As this ZDNet article explains:
With GitHub Actions, which can be written in YAML, you can build a container app, deploy a web service, publish packages to registries, or automate welcoming new programmers to your open source projects. Or chain them all together.
“So what is GitHub Actions exactly?
It’s an application programming interface (API) for cause and effect on GitHub. It enables you to orchestrate any workflow, based on any event, while GitHub manages the execution, provides you rich feedback and secures every step along the way. With GitHub Actions, workflows and steps are code in a repository, so you can create, share, reuse, and fork your software development practices.
What’s new is that GitHub has added CI/CD and testing to Actions. With this, users can automate how they build, test, and deploy projects. You can do this with any platform. That includes Linux, MacOS, and Windows. You can then run your workflows in a container or on a virtual machine (VM). “
How to put GitHub Actions to work for your software team
TechBeacon provides this concise and insightful action plan for How to put GitHub Actions to work for your software team.
“With advanced, complex workflows reduced to simple commands, Action-based workflows can offer impressive benefits to ops developers.
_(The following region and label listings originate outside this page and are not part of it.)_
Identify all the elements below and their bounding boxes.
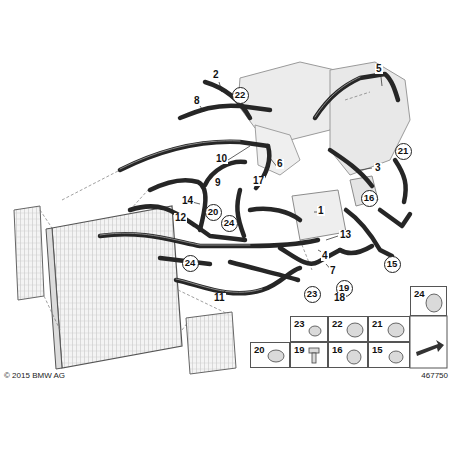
callout-number: 19 [293, 345, 306, 355]
inset-cell: 15 [368, 342, 410, 368]
hose [280, 248, 340, 264]
clamp-icon [268, 350, 284, 362]
callout-number: 12 [174, 213, 187, 223]
callout-number: 3 [374, 163, 382, 173]
callout-number: 22 [235, 90, 246, 100]
assembly-line [40, 210, 52, 228]
callout-number: 9 [214, 178, 222, 188]
callout-number: 6 [276, 159, 284, 169]
callout-number: 24 [185, 258, 196, 268]
callout-number: 4 [321, 251, 329, 261]
hose [100, 234, 318, 246]
hose [340, 246, 372, 253]
callout-number: 8 [193, 96, 201, 106]
callout-circle: 22 [232, 87, 249, 104]
hose [176, 268, 300, 293]
screw-icon [309, 348, 319, 353]
clamp-icon [388, 323, 404, 337]
clamp-icon [309, 326, 321, 336]
callout-number: 15 [387, 259, 398, 269]
callout-number: 16 [331, 345, 344, 355]
inset-cell: 22 [328, 316, 368, 342]
callout-number: 5 [375, 64, 383, 74]
inset-cell: 19 [290, 342, 328, 368]
callout-number: 21 [371, 319, 384, 329]
callout-number: 23 [293, 319, 306, 329]
callout-number: 23 [307, 289, 318, 299]
callout-number: 7 [329, 266, 337, 276]
hose [205, 162, 245, 185]
diagram-number: 467750 [420, 372, 449, 380]
leader-line [219, 82, 222, 92]
hose [237, 190, 244, 236]
thermostat [350, 176, 378, 206]
clamp-icon [389, 351, 403, 363]
callout-number: 18 [333, 293, 346, 303]
hose-highlight [315, 77, 360, 117]
assembly-line [178, 290, 228, 314]
inset-cell: 16 [328, 342, 368, 368]
hose [330, 150, 372, 186]
copyright-note: © 2015 BMW AG [3, 372, 66, 380]
callout-circle: 24 [182, 255, 199, 272]
radiator-tank [46, 228, 62, 369]
callout-circle: 20 [205, 204, 222, 221]
left-cooler [14, 206, 44, 300]
callout-number: 15 [371, 345, 384, 355]
assembly-line [182, 322, 188, 330]
inset-cell: 23 [290, 316, 328, 342]
hose [315, 74, 398, 118]
leader-line [326, 236, 338, 240]
hose [205, 82, 250, 118]
expansion-tank [292, 190, 346, 240]
clamp-icon [347, 323, 363, 337]
assembly-line [44, 296, 60, 330]
inset-cell: 20 [250, 342, 290, 368]
clamp-icon [426, 294, 442, 312]
screw-icon [312, 353, 316, 363]
callout-circle: 15 [384, 256, 401, 273]
clamp-icon [347, 350, 361, 364]
callout-number: 2 [212, 70, 220, 80]
radiator [52, 206, 182, 368]
inset-cell: 24 [410, 286, 447, 316]
callout-number: 20 [208, 207, 219, 217]
callout-circle: 21 [395, 143, 412, 160]
assembly-line [62, 170, 120, 200]
callout-number: 17 [252, 176, 265, 186]
leader-line [360, 168, 372, 170]
leader-line [228, 146, 250, 160]
hose [180, 106, 270, 118]
arrow-icon [416, 340, 444, 356]
inset-cell: 21 [368, 316, 410, 342]
callout-circle: 16 [361, 190, 378, 207]
hose-highlight [100, 233, 250, 245]
hose [380, 210, 410, 226]
pump-housing [255, 125, 300, 175]
assembly-line [345, 92, 370, 100]
hose [395, 160, 406, 202]
hose-highlight [120, 141, 240, 169]
callout-number: 20 [253, 345, 266, 355]
hose [120, 142, 268, 170]
callout-number: 11 [213, 293, 226, 303]
callout-number: 21 [398, 146, 409, 156]
callout-circle: 23 [304, 286, 321, 303]
right-cooler [186, 312, 236, 374]
callout-number: 22 [331, 319, 344, 329]
leader-line [381, 77, 382, 86]
callout-number: 24 [224, 218, 235, 228]
hose [250, 209, 300, 220]
callout-number: 19 [339, 283, 350, 293]
callout-number: 14 [181, 196, 194, 206]
callout-number: 1 [317, 206, 325, 216]
callout-number: 10 [215, 154, 228, 164]
callout-circle: 24 [221, 215, 238, 232]
leader-line [200, 106, 204, 112]
callout-number: 24 [413, 289, 426, 299]
hose-highlight [176, 279, 262, 292]
callout-number: 16 [364, 193, 375, 203]
callout-number: 13 [339, 230, 352, 240]
inset-cell [410, 316, 447, 368]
You can use GitHub Actions to automate repetitive actions and decrease time spent configuring workflows, giving you more free time to focus on your own domain logic.
Instead of maintaining a sea external DevOps apps and accounts, GitHub Actions is automating software delivery using Git. Teams can embrace a collection of UNIX-like microservices to perform niche tasks, all called in sequence with their custom, event-driven pipeline. Since Actions are defined in your repository or public repositories, executions are handled by a kind of mesh of GitHub repos.”